Vision, Learning and Control Research Group, University of Southampton, Southampton, United Kingdom.
Department of Machine Learning, Laboratoire Hubert Curien, Saint-Etienne, France.
PLoS One. 2021 Nov 18;16(11):e0259969. doi: 10.1371/journal.pone.0259969. eCollection 2021.
Comprehensive testing schemes, followed by adequate contact tracing and isolation, represent the best public health interventions we can employ to reduce the impact of an ongoing epidemic when no or limited vaccine supplies are available and the implications of a full lockdown are to be avoided. However, the process of tracing can prove feckless for highly-contagious viruses such as SARS-CoV-2. The interview-based approaches often miss contacts and involve significant delays, while digital solutions can suffer from insufficient adoption rates or inadequate usage patterns. Here we present a novel way of modelling different contact tracing strategies, using a generalized multi-site mean-field model, which can naturally assess the impact of manual and digital approaches alike. Our methodology can readily be applied to any compartmental formulation, thus enabling the study of more complex pathogen dynamics. We use this technique to simulate a newly-defined epidemiological model, SEIR-T, and show that, given the right conditions, tracing in a COVID-19 epidemic can be effective even when digital uptakes are sub-optimal or interviewers miss a fair proportion of the contacts.
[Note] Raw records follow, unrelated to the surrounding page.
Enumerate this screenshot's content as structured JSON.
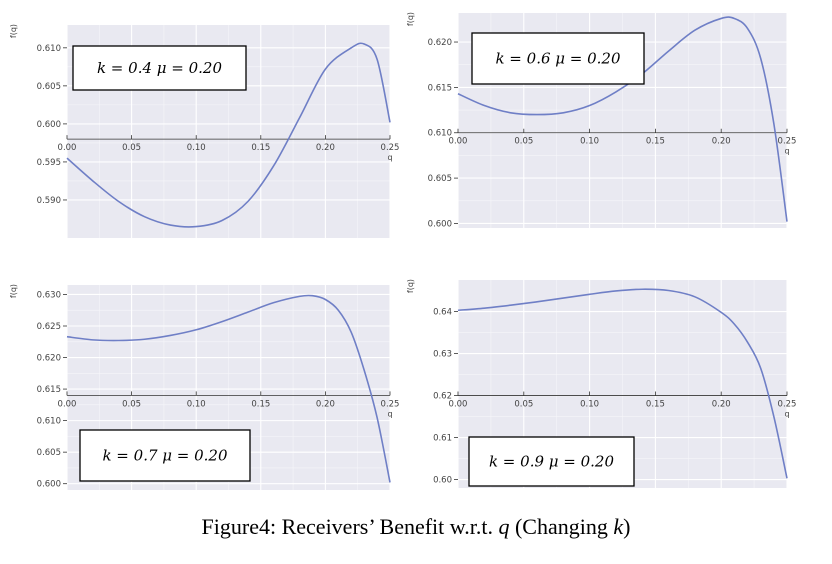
{
  "caption": {
    "prefix": "Figure4: Receivers’ Benefit w.r.t.",
    "var_q": "q",
    "middle": "(Changing",
    "var_k": "k",
    "suffix": ")"
  },
  "chart_data": [
    {
      "type": "line",
      "legend": "k = 0.4  μ = 0.20",
      "xlabel": "q",
      "ylabel": "f(q)",
      "xlim": [
        0.0,
        0.25
      ],
      "ylim": [
        0.585,
        0.613
      ],
      "x_axis_at_y": 0.598,
      "xticks": [
        "0.00",
        "0.05",
        "0.10",
        "0.15",
        "0.20",
        "0.25"
      ],
      "yticks": [
        "0.590",
        "0.595",
        "0.600",
        "0.605",
        "0.610"
      ],
      "grid": true,
      "legend_position": "upper-left",
      "series": [
        {
          "x": [
            0.0,
            0.02,
            0.04,
            0.06,
            0.08,
            0.1,
            0.12,
            0.14,
            0.16,
            0.18,
            0.2,
            0.22,
            0.23,
            0.24,
            0.25
          ],
          "y": [
            0.5955,
            0.5925,
            0.5898,
            0.5878,
            0.5867,
            0.5865,
            0.5873,
            0.5898,
            0.5945,
            0.6008,
            0.6072,
            0.61,
            0.6105,
            0.6085,
            0.6002
          ]
        }
      ]
    },
    {
      "type": "line",
      "legend": "k = 0.6  μ = 0.20",
      "xlabel": "q",
      "ylabel": "f(q)",
      "xlim": [
        0.0,
        0.25
      ],
      "ylim": [
        0.5995,
        0.6232
      ],
      "x_axis_at_y": 0.61,
      "xticks": [
        "0.00",
        "0.05",
        "0.10",
        "0.15",
        "0.20",
        "0.25"
      ],
      "yticks": [
        "0.600",
        "0.605",
        "0.610",
        "0.615",
        "0.620"
      ],
      "grid": true,
      "legend_position": "upper-left",
      "series": [
        {
          "x": [
            0.0,
            0.02,
            0.04,
            0.06,
            0.08,
            0.1,
            0.12,
            0.14,
            0.16,
            0.18,
            0.2,
            0.21,
            0.22,
            0.23,
            0.24,
            0.25
          ],
          "y": [
            0.6143,
            0.613,
            0.6122,
            0.612,
            0.6122,
            0.613,
            0.6145,
            0.6165,
            0.619,
            0.6213,
            0.6226,
            0.6226,
            0.6215,
            0.6182,
            0.611,
            0.6002
          ]
        }
      ]
    },
    {
      "type": "line",
      "legend": "k = 0.7  μ = 0.20",
      "xlabel": "q",
      "ylabel": "f(q)",
      "xlim": [
        0.0,
        0.25
      ],
      "ylim": [
        0.599,
        0.6315
      ],
      "x_axis_at_y": 0.614,
      "xticks": [
        "0.00",
        "0.05",
        "0.10",
        "0.15",
        "0.20",
        "0.25"
      ],
      "yticks": [
        "0.600",
        "0.605",
        "0.610",
        "0.615",
        "0.620",
        "0.625",
        "0.630"
      ],
      "grid": true,
      "legend_position": "lower-left",
      "series": [
        {
          "x": [
            0.0,
            0.02,
            0.04,
            0.06,
            0.08,
            0.1,
            0.12,
            0.14,
            0.16,
            0.18,
            0.19,
            0.2,
            0.21,
            0.22,
            0.23,
            0.24,
            0.25
          ],
          "y": [
            0.6233,
            0.6228,
            0.6227,
            0.6229,
            0.6235,
            0.6244,
            0.6257,
            0.6272,
            0.6287,
            0.6297,
            0.6298,
            0.6292,
            0.6275,
            0.624,
            0.618,
            0.6105,
            0.6002
          ]
        }
      ]
    },
    {
      "type": "line",
      "legend": "k = 0.9  μ = 0.20",
      "xlabel": "q",
      "ylabel": "f(q)",
      "xlim": [
        0.0,
        0.25
      ],
      "ylim": [
        0.598,
        0.6475
      ],
      "x_axis_at_y": 0.62,
      "xticks": [
        "0.00",
        "0.05",
        "0.10",
        "0.15",
        "0.20",
        "0.25"
      ],
      "yticks": [
        "0.60",
        "0.61",
        "0.62",
        "0.63",
        "0.64"
      ],
      "grid": true,
      "legend_position": "lower-left",
      "series": [
        {
          "x": [
            0.0,
            0.02,
            0.04,
            0.06,
            0.08,
            0.1,
            0.12,
            0.14,
            0.16,
            0.18,
            0.2,
            0.21,
            0.22,
            0.23,
            0.24,
            0.25
          ],
          "y": [
            0.6403,
            0.6408,
            0.6415,
            0.6423,
            0.6432,
            0.6441,
            0.6449,
            0.6453,
            0.645,
            0.6435,
            0.6398,
            0.637,
            0.6327,
            0.6265,
            0.615,
            0.6003
          ]
        }
      ]
    }
  ]
}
综合测试方案,辅以充分的接触者追踪和隔离,是在没有或有限疫苗供应且需要避免全面封锁的情况下,我们可以采用的减少正在进行的传染病影响的最佳公共卫生干预措施。然而,对于 SARS-CoV-2 等高度传染性病毒,追踪过程可能会无效。基于访谈的方法往往会错过接触者,并且涉及到重大的延迟,而数字解决方案可能会受到采用率不足或使用模式不当的影响。在这里,我们提出了一种使用广义多点平均场模型对不同接触者追踪策略进行建模的新方法,该方法可以自然地评估手动和数字方法的影响。我们的方法可以很容易地应用于任何分区公式,从而能够研究更复杂的病原体动态。我们使用该技术模拟了一个新定义的流行病学模型 SEIR-T,并表明,在适当的条件下,即使数字利用率不理想或访谈者错过了相当一部分接触者,在 COVID-19 流行期间进行追踪也可以是有效的。